The move came shortly after DC Mayor Muriel Bowser urged him to do so. Now, security remains a vital conversation between local and federal leaders to ensure safety not only on Inauguration Day, but also the days leading up to it. The FBI has reportedly warned of credible plans for armed protests at the U.S. Capitol and state capitols across the country in the coming days.
What You Need To Know
- President Trump declared an emergency in Washington and ordered federal assistance to help prepare for President-elect Joe Biden’s Inauguration
- A video surfaced showing pro-Trump crowds accosting Correa at the DC airport the morning after the Capitol riots
- The encounter happened hours after Correa had just gone through a harrowing experience inside the House gallery
For California representatives, they know the concerns all too well, as they recount how they were told to get down in their House gallery seats and when they were rushed to secure locations Wednesday after the Capitol breach. For one Congressman, Representative Lou Correa, D-Anaheim, his attack by pro-Trump mobs didn’t end that day at the Capitol.
A video surfaced from a Trump supporter, who also attended the rallies, showing a crowd of the other supporters accosting Correa at the DC airport the Thursday morning after the Capitol riots.
Correa noted that he hadn’t really slept in over 24 hours.
"My only thought was, 'I want to get on that airline seat,'" Correa said. "And 'I want to sleep for five hours, six hours, until I get home,' and all of a sudden, I get surrounded by Trump supporters who are also going home, and then I started getting taunted."
The crowd shouted at Correa, using vulgar language.
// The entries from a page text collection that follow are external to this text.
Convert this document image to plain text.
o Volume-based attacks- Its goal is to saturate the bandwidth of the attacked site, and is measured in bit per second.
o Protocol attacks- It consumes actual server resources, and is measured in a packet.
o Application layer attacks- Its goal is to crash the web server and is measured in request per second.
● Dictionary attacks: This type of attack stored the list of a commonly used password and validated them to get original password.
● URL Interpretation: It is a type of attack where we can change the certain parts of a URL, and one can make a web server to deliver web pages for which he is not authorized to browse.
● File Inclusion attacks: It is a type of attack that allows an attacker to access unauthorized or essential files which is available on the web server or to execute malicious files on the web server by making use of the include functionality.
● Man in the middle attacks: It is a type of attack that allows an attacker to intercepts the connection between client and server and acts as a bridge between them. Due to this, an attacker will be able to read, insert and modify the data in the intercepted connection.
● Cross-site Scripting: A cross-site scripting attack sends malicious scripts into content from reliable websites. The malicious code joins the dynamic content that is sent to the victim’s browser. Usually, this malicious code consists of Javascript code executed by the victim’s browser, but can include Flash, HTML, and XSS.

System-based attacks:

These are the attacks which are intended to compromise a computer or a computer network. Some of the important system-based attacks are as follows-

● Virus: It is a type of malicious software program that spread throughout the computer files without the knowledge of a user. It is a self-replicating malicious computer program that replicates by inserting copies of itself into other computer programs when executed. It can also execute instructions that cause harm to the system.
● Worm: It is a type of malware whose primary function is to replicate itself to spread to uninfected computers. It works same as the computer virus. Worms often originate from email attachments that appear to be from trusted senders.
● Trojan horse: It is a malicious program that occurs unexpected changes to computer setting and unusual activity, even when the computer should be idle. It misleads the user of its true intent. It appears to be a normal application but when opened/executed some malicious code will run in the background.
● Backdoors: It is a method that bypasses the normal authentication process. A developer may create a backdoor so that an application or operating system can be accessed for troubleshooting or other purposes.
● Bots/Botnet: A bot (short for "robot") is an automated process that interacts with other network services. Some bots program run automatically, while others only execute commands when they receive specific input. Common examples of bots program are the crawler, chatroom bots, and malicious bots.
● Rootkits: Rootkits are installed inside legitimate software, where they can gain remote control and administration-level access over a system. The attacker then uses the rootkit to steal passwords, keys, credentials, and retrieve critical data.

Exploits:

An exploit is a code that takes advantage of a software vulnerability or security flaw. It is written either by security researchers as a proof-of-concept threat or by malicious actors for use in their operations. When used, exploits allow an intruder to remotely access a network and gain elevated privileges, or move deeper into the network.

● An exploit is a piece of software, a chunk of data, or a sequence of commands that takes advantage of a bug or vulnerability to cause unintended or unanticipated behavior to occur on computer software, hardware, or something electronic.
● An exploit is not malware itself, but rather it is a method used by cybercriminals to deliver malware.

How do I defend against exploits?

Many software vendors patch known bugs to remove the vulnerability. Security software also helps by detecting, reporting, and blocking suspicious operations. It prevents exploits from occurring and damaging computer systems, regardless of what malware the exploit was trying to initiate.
The obscenities continued for several minutes, with several people video asking Correa if he was Chinese and accusing Correa of working for China.
“You work for China, yes you do,” one Trump supporter said.
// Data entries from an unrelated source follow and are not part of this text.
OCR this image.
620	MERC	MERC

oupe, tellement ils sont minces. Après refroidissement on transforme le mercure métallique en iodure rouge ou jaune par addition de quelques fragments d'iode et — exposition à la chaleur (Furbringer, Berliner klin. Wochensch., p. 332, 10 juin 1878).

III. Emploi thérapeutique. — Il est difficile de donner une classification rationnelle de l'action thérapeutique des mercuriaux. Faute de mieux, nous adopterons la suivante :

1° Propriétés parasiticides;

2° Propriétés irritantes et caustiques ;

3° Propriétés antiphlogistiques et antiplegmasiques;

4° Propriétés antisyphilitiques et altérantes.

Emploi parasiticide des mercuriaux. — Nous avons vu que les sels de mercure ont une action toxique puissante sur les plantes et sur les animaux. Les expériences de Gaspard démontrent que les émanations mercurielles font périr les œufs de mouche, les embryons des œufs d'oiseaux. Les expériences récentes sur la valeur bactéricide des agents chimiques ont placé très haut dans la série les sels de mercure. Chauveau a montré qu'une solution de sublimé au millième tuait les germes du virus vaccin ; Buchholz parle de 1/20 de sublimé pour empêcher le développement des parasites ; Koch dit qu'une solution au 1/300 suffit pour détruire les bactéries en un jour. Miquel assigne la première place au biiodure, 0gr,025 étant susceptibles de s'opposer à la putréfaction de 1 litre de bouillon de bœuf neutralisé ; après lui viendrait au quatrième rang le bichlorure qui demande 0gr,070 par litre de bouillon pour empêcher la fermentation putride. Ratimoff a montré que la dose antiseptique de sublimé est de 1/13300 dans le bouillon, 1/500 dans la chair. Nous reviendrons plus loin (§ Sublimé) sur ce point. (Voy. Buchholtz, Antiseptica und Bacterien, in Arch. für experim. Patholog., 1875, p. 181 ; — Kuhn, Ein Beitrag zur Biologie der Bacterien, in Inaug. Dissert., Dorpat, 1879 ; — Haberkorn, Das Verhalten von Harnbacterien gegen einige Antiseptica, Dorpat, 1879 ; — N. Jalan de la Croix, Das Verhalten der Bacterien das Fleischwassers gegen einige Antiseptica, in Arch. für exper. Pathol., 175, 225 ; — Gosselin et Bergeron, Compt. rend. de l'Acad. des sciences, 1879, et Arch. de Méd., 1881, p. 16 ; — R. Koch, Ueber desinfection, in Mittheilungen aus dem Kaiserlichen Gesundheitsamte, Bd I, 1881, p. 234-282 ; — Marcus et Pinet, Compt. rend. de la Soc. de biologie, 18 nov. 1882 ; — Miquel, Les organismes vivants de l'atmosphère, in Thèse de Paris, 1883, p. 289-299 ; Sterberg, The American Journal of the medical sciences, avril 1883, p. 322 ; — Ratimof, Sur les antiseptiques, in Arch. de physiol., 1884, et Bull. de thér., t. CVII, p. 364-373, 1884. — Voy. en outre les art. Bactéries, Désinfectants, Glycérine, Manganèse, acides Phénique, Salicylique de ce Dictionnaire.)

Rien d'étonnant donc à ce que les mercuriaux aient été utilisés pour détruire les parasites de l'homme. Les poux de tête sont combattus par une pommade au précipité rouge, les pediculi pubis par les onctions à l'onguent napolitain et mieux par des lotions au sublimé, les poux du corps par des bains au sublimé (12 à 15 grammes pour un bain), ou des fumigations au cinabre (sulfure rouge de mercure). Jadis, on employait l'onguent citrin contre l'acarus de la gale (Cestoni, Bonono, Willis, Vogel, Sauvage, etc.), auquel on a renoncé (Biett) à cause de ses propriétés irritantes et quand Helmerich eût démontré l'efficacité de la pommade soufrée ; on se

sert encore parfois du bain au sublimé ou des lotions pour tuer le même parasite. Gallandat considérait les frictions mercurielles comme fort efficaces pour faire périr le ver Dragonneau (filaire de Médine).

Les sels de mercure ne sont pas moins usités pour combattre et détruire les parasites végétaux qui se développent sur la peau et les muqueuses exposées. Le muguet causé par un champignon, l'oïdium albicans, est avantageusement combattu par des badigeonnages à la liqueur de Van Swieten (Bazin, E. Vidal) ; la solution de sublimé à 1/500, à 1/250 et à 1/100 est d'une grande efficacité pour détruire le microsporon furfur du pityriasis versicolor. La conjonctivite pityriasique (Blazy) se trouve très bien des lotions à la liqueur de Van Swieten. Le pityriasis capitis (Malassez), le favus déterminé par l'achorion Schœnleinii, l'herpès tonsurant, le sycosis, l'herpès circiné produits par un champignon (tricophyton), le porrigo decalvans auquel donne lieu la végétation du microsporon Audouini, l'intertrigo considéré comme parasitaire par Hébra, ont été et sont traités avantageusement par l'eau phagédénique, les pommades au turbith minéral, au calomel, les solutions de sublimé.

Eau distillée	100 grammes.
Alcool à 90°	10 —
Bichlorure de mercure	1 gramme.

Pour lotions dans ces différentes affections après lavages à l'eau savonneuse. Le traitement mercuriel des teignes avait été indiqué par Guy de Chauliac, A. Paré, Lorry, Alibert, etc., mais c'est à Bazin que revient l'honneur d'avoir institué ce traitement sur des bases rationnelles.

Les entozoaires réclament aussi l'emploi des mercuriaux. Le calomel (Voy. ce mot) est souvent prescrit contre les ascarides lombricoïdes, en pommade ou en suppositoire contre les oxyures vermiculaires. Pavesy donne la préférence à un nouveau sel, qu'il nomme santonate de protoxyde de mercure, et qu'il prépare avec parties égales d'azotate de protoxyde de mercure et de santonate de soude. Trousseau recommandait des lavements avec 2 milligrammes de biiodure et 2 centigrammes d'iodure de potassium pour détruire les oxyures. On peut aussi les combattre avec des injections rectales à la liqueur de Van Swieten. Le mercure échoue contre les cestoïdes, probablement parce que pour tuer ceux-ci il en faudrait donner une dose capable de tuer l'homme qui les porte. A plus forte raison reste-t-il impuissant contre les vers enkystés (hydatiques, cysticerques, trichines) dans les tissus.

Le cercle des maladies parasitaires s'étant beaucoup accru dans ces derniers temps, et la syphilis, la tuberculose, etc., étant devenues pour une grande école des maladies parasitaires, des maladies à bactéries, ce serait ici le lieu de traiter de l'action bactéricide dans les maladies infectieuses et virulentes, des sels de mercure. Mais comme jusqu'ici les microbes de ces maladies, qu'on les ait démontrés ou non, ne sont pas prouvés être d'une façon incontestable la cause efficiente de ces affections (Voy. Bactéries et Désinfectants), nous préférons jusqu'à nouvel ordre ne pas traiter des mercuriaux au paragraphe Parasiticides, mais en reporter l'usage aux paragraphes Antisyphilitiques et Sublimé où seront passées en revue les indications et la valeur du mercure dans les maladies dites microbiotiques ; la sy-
At one point, the video showed one man calling Correa a “rat” for being a Democrat.
“I thought he was going to punch me, and I was ready to do what I had to do to protect myself,” Correa said. “I knew that whatever happened was going to happen quickly, and again, the same thoughts I had a few hours earlier came back to me again: 'I’m alone, and no security around me, and I’m surrounded by the same people.' And they showed so much anger."
This encounter happened hours after Correa had just gone through a harrowing experience in the House gallery. He said the moment security started to call out to legislators to get down, he knew there was something “seriously flawed” happening.
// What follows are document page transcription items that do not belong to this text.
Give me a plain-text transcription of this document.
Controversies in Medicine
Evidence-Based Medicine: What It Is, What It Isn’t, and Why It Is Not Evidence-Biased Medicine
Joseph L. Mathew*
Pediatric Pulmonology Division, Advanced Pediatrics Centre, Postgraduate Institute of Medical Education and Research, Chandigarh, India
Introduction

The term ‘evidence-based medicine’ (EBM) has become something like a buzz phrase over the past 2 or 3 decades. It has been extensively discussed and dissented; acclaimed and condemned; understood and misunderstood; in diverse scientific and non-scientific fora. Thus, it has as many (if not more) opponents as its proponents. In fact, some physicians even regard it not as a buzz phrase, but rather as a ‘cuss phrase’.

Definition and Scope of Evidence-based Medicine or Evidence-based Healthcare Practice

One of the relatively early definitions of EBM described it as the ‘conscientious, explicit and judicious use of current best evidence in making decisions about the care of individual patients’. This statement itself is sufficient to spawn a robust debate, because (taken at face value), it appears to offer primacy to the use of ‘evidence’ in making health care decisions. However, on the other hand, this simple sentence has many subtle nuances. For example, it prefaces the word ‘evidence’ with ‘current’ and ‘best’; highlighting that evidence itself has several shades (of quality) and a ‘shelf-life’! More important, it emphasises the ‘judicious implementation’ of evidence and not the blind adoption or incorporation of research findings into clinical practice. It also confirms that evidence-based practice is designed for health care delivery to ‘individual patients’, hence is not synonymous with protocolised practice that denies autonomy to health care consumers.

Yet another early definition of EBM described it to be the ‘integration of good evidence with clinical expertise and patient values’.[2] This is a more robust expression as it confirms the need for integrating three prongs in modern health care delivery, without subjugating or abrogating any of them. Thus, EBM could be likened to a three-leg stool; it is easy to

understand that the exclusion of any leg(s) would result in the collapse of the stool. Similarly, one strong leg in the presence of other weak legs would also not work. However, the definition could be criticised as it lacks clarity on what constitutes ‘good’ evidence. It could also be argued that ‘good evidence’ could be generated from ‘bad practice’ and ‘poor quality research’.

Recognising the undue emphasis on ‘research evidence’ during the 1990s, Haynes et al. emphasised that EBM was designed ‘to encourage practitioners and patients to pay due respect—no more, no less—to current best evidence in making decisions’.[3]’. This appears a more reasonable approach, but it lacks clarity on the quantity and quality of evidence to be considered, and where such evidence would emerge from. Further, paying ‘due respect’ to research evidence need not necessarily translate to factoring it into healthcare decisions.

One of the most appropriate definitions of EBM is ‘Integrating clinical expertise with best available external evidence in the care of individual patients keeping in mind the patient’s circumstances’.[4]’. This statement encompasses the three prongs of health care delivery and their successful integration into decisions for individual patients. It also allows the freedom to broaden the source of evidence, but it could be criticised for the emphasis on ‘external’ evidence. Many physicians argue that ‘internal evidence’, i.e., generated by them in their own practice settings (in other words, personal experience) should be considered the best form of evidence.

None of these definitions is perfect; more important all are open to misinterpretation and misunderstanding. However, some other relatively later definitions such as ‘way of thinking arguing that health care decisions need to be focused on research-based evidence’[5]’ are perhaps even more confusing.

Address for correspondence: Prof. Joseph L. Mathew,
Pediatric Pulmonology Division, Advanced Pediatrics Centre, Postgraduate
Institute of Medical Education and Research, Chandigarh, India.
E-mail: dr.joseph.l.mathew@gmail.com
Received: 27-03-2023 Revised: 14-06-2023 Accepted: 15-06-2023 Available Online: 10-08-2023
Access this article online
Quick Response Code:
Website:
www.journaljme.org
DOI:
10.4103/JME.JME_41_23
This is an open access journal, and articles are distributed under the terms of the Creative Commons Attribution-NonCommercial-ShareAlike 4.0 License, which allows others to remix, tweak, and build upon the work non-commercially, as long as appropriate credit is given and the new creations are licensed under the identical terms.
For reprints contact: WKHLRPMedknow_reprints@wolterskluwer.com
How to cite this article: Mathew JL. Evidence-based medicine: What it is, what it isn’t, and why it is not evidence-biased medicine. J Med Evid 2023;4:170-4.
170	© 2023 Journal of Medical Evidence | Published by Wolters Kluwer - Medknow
"They said, 'Get on the floor. We’re about to use tear gas to disperse the crowds that have invaded Congress,'" Correa said. "And you could hear a lot of my colleagues begin to have panic attacks. I looked around, and what I tried to do was help some of my older colleagues move to a safer place. And we soon realized there was no safer place because every door around you was being shaken and banged on by the demonstrators."
Correa remembered how guns were drawn with fingers on triggers as pro-Trump mobs shattered windows and tried to break down doors. He feared the worse.
“Nothing is out of the realm of possibility," he said. "Nothing would stop them. And that’s what we thought, that at any moment, we would be run over, and the halls of Congress would essentially be a place of violence."
Correa said he never wants what happened last week to happen again and demands accountability. He said Trump needs to be removed from office as soon as possible. While an impeachment vote is getting support from a handful of moderate Republicans, most Republicans — like House Minority Leader Kevin McCarthy — said impeachment will only “further divide” the country.
On Tuesday, Trump broke his silence and addressed Wednesday’s events as well as impeachment: “We want absolutely no violence,” he said. “And on the impeachment, it's really a continuation of the greatest witch hunt in the history of politics. It's ridiculous… I think it's causing tremendous danger to our country, and it's causing tremendous anger.”
Correa stressed that in order to avoid future attacks by pro-Trump crowds, Trump should urge his supporters to let go of their anger and accept the election results, although Correa added he doesn’t have the confidence the president will do that.